Final answer:
To check for ionizable hydrogens in a molecule using NMR, one should look for their characteristic chemical shift values in the ¹H-NMR spectrum, which can be influenced by the hydroxide ion concentration. Peaks specific to ionizable hydrogens often disappear when the solvent is changed to D₂O due to the exchange with deuterium. Chemical shifts are usually referenced against Me4Si as an external standard in NMR spectrometers.
Step-by-step explanation:
To check for ionizable hydrogens using NMR (Nuclear Magnetic Resonance), we focus on the ¹H-NMR spectrum. In ¹H-NMR spectroscopy, each hydrogen atom in a molecule will absorb electromagnetic radiation at a different frequency depending on its chemical environment. Protons that are bonded to heteroatoms like nitrogen or oxygen, which are more electronegative than carbon, often show up at different frequencies (usually downfield/higher ppm) compared to those attached to carbons due to the electronegativity difference.

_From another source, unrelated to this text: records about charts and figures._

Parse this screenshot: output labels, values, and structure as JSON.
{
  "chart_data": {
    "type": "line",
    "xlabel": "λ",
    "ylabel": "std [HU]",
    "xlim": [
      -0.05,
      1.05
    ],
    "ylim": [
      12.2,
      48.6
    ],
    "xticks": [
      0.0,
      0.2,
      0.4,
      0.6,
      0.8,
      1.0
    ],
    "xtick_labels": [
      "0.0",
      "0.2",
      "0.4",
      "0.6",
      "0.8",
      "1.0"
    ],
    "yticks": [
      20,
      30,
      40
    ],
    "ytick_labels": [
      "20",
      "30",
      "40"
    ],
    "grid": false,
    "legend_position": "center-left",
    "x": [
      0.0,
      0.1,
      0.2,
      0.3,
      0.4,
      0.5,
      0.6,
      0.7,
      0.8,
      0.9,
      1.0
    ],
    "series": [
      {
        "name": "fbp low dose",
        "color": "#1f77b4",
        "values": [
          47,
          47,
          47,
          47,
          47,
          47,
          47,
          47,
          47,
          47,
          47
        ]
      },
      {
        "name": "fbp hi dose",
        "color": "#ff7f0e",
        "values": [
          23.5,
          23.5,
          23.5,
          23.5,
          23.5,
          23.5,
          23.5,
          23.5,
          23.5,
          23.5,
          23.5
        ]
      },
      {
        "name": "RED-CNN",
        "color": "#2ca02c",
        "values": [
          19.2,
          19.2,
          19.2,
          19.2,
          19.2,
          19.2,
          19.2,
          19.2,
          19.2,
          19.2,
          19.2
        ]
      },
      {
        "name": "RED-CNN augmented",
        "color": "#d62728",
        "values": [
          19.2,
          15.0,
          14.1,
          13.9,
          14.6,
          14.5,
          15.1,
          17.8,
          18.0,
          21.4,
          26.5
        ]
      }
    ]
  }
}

Ionizable hydrogens, which are usually part of acidic functional groups such as carboxylic acids or phenols, can be identified in the spectrum as they often display characteristic chemical shift values. For instance, the hydroxide ion concentration can influence the chemical shift of these hydrogens. An ionizable hydrogen attached to an oxygen on a carboxylic acid group, for example, typically resonates downfield (higher ppm) compared to non-ionizable hydrogen atoms bonded to carbon, making it distinguishable on the ¹H-NMR spectrum. To identify these, we look for a peak with the appropriate chemical shift and also consider its exchangeability with deuterium when D₂O is used as a solvent, which can cause such ionizable proton signals to disappear.
Chemical shift referencing is usually done against Me4Si (tetramethylsilane) as an external standard, as mentioned in NMR spectrometers specifications like those of a Bruker Avance device. Information like chemical shifts given in ppm, and the coupling constants in Hz, are essential for identifying different hydrogen environments in a molecule, including those that can ionize.